Are You an Internet Troll?

A simple four-question survey can rate how much of a troll you are online.

This post is in response to
Internet Trolls Are Narcissists, Psychopaths, and Sadists

Yesterday I posted about a study that describes internet trolls as narcissistic, sadistic, and psychopathic. A lot of people commented about their own internet behavior, wondering if their provocative comments count as "trolling." (And judging by the comments that article received, some readers certainly qualify as trolls). Some people questioned if simply making a disruptive comment counted as trolling.

Fortunately, there is a technical answer to those questions!
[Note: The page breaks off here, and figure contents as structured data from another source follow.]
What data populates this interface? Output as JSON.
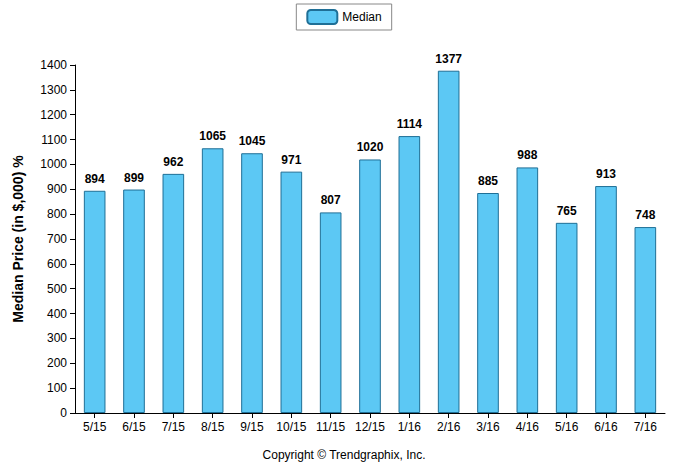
{
  "chart_data": {
    "type": "bar",
    "y_label": "Median Price (in $,000) %",
    "categories": [
      "5/15",
      "6/15",
      "7/15",
      "8/15",
      "9/15",
      "10/15",
      "11/15",
      "12/15",
      "1/16",
      "2/16",
      "3/16",
      "4/16",
      "5/16",
      "6/16",
      "7/16"
    ],
    "series": [
      {
        "name": "Median",
        "color": "#5cc8f4",
        "values": [
          894,
          899,
          962,
          1065,
          1045,
          971,
          807,
          1020,
          1114,
          1377,
          885,
          988,
          765,
          913,
          748
        ]
      }
    ],
    "ylim": [
      0,
      1400
    ],
    "yticks": [
      0,
      100,
      200,
      300,
      400,
      500,
      600,
      700,
      800,
      900,
      1000,
      1100,
      1200,
      1300,
      1400
    ],
    "grid": false,
    "legend": "top",
    "data_labels": true,
    "annotations": [
      "Copyright © Trendgraphix, Inc."
    ]
  }
}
In the same study from yesterday, the authors introduced a measure of someone's trolliness (that's my term, not theirs). They call it the Global Assessment of Internet Trolling (GAIT). Subjects in their study were shown these four statements:

  1. I have sent people to shock websites for the lulz.
  2. I like to troll people in forums or the comments section of websites.
  3. I enjoy griefing other players in multiplayer games.
  4. The more beautiful and pure a thing is, the more satisfying it is to corrupt.

The first three statements measure enjoyment and experience with trolling, and the last one measures how closely someone identifies with the trolling "culture."

Subjects were asked to rate how well each statement described them on a five-point scale from 1 (strongly disagree) to 5 (strongly agree). The average of a person's ratings for these four statements became their GAIT, or trolliness, score.

The main idea is that trolls are people who make comments to upset others because they find joy in upsetting people. It's not just that the comments are disruptive or provocative - it is that the poster makes them with the intent of enjoying the suffering of others.

I talked to one of the authors of the study, and she gave me some data you can use for comparison. Among people who make online comments, the mean GAIT score in their data was 1.47 (on a 1-5 scale), with a standard deviation of 0.78. Among everyone in their study (commenters and non-commenters alike), the mean GAIT score was 1.54 (basically the same).

Remember - 1 is the lowest possible score a person could get, since people are rating those statements on a 1-5 scale. Thus, most people are scoring quite low. According to the author, if your score is over 2.25 (roughly one standard deviation above the mean), that would be pretty high.

She also sent me one more interesting insights. When people had a GAIT score under 3, there was a mix of sadists and non-sadists. Once the GAIT score climbed above 3.5, everyone in that range was highly sadistic (according to other tests they administered).

So - want to know if you're a troll? Rate yourself honestly on those 4 statements, average your ratings, and you have a trolliness score. If it's over 2.25, you're trollier than a lot of people in the original study, and if it's much over 3, you're probably solidly in troll category.

References

[1] Buckels, Erin E., Paul D. Trapnell, and Delroy L. Paulhus. "Trolls just want to have fun." Personality and Individual Differences 67 (2014): 97-102.